El informe, elaborado por El Polígrafo de El Mercurio, revisó los registros públicos disponibles y estableció que, hasta diciembre de 2025, no solo ocho diputados presentan atrasos en sus pagos, sino también al menos seis autoridades de Gobierno. Entre estas últimas figuran una delegada presidencial, dos delegados provinciales y tres secretarios regionales ministeriales (seremis). Los montos adeudados son variados, partiendo desde cifras cercanas al millón de pesos y llegando hasta los $40 millones en algunos casos.

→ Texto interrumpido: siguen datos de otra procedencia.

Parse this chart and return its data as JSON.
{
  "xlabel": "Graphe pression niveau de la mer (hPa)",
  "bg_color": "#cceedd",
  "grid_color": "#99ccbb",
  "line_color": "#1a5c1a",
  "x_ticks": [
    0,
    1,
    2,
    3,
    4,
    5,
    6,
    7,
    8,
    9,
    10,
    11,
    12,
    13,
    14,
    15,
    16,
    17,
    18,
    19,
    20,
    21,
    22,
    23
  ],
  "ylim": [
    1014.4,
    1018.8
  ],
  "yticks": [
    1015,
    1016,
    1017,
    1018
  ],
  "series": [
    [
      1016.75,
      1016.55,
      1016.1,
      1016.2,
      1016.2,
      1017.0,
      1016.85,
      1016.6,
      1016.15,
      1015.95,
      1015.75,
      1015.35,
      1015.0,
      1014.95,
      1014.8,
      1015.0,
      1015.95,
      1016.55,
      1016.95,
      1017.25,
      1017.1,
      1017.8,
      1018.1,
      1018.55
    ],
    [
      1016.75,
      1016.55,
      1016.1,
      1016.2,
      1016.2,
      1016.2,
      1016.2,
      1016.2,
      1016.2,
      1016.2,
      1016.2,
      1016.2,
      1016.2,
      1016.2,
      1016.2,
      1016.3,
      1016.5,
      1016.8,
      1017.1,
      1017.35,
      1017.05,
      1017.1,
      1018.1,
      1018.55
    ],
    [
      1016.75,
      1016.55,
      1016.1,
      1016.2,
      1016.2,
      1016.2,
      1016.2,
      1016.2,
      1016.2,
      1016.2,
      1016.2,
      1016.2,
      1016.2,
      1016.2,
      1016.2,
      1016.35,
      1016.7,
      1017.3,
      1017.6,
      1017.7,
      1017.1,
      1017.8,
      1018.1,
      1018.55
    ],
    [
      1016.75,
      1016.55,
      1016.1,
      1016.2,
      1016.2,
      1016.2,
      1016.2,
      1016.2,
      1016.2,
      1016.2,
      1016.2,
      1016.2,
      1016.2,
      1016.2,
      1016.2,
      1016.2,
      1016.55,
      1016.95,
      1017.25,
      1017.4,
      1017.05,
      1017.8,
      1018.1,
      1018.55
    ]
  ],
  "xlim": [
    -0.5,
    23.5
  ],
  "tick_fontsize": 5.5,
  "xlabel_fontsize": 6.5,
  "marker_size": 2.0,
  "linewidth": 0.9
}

En el listado también aparecen  otras figuras del Congreso, como Claudia Reyes (Partido Republicano), con una deuda cercana a los $38 millones con la Universidad Austral de Chile, y Sara Concha (PSC), con un monto que bordea el millón y medio de pesos con la Universidad del Biobío.

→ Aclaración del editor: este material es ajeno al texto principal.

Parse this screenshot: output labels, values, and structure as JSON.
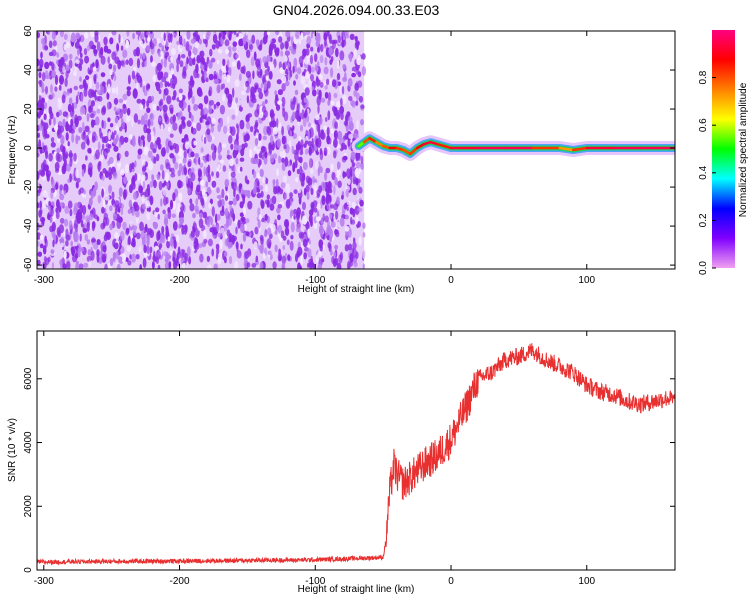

Este instrumento de financiamiento, conocido como Fondo Solidario, está orientado a estudiantes pertenecientes al 80% más vulnerable y que cursan sus estudios en planteles del Consejo de Rectores. Se trata de un crédito otorgado en UTM, con una tasa de interés anual del 2%, cuyo cobro se activa dos años después de egresar. El mecanismo establece que los beneficiarios deben destinar el 5% de sus ingresos al pago de la deuda y contempla la eventual condonación del saldo tras 12 años, siempre que este no supere las 200 UTM.

La situación se da en un contexto en que el propio Gobierno ha llamado a las autoridades públicas a regularizar este tipo de compromisos. El presidente José Antonio Kast advirtió que quienes no estén al día podrían enfrentar un mayor escrutinio público, reforzando la necesidad de coherencia entre el rol público y las obligaciones personales.

El caso vuelve a tensionar la discusión sobre el financiamiento estudiantil en Chile, especialmente cuando involucra a autoridades que hoy participan activamente en la toma de decisiones sobre políticas públicas en educación.